Monday, October 31, 2005

Dia de los Muertos

Happy Halloween bitches!

Remember your dead and stuff.


So the last couple of days I've been feeling less than stellar. I don't know if I'm depressed or if it's something less serious sounding. I might be just going through a few day slump. I've been thinking a lot and that always leads to no good feelings on my part. Everytime I have a significant amount of time to myself to just think about stuff I tend to get this way. I'm extremely hard on myself and when I start thinking I tend to start thinking about all the stuff I don't have and haven't achieved yet and all the things I want but can't have at this particular moment in time for whatever reason and it totally bums me out.
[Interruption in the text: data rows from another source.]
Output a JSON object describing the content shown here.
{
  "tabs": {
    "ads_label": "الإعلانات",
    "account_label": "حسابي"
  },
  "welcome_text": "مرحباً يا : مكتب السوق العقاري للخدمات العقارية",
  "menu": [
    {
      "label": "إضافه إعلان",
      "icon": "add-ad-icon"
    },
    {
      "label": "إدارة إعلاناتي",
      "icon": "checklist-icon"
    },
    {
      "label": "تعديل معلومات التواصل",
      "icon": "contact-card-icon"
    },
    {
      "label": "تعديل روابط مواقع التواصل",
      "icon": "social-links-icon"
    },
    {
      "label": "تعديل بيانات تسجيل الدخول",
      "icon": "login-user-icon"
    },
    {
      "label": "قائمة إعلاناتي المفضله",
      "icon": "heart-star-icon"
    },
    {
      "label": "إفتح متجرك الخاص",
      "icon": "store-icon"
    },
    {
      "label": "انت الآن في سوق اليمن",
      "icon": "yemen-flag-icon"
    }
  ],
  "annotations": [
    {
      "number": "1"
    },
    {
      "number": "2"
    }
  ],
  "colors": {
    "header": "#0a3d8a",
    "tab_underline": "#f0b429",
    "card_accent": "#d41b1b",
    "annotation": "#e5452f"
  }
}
At the same time however, I want to spend some time alone. I want to be able to just be by myself to figure things out and just be miserable for a while. Sounds odd right? It feels odd, but I think it's something I need to do. When I was in high school and in college I sat in my room alone for many nights. I learned so much about myself and figured things out that way without pursuasion from anyone else but now that I'm an adult living with roommates that just happen to be my best friends I am always torn between hanging out with them and having fun whether it's us going out or staying in and watching TV making fun of the dog or retreating to my room to be alone and think about stuff or whatever. Of course the latter can send mixed messages to my friends/roommates that I'm sick of them or whatever which is quite the contrary. Sometimes I just want my own space, not so much "me-time" as I just want to be in my room. Company is always welcome. But being in your own room sometimes feels like you're in a safe place. It's the HOMIEST part of HOME there is for me. I'm working on making my room into the sanctuary I really want it to be. I need to buy one more bookshelf and then that will be all in the way of furniture.

I'm also going to buy myself an SNES game system off of ebay. Yes a Super Nintendo Entertainment System. We already have two NES game systems in our house but no SNES and some of my favorite games were on SNES. Sometimes I miss sitting in front of the TV for hours killing my thumbs on those controllers. I would stay up all night trying to beat all the games that we had. It was impossible for me to ever WIN anything before my little brother. He was some sort of game wizzard. As soon as we'd get a new game he'd beat it within a day or two. I hated how he could do that. Something in his brain was wired differently than mine.

Anyhow, I'm super busy at work and have been writing this over the last 45 minutes between print jobs. I should get back to work. I've got a ton of shit to do today...

Tonight I'm going to be a dead flight attendant from the past. I have the cutest flight attendant uniform from the 60's that along with make up and fake blood will be perfect. "Please put your seats in the upright position and kiss your ass goodbye!"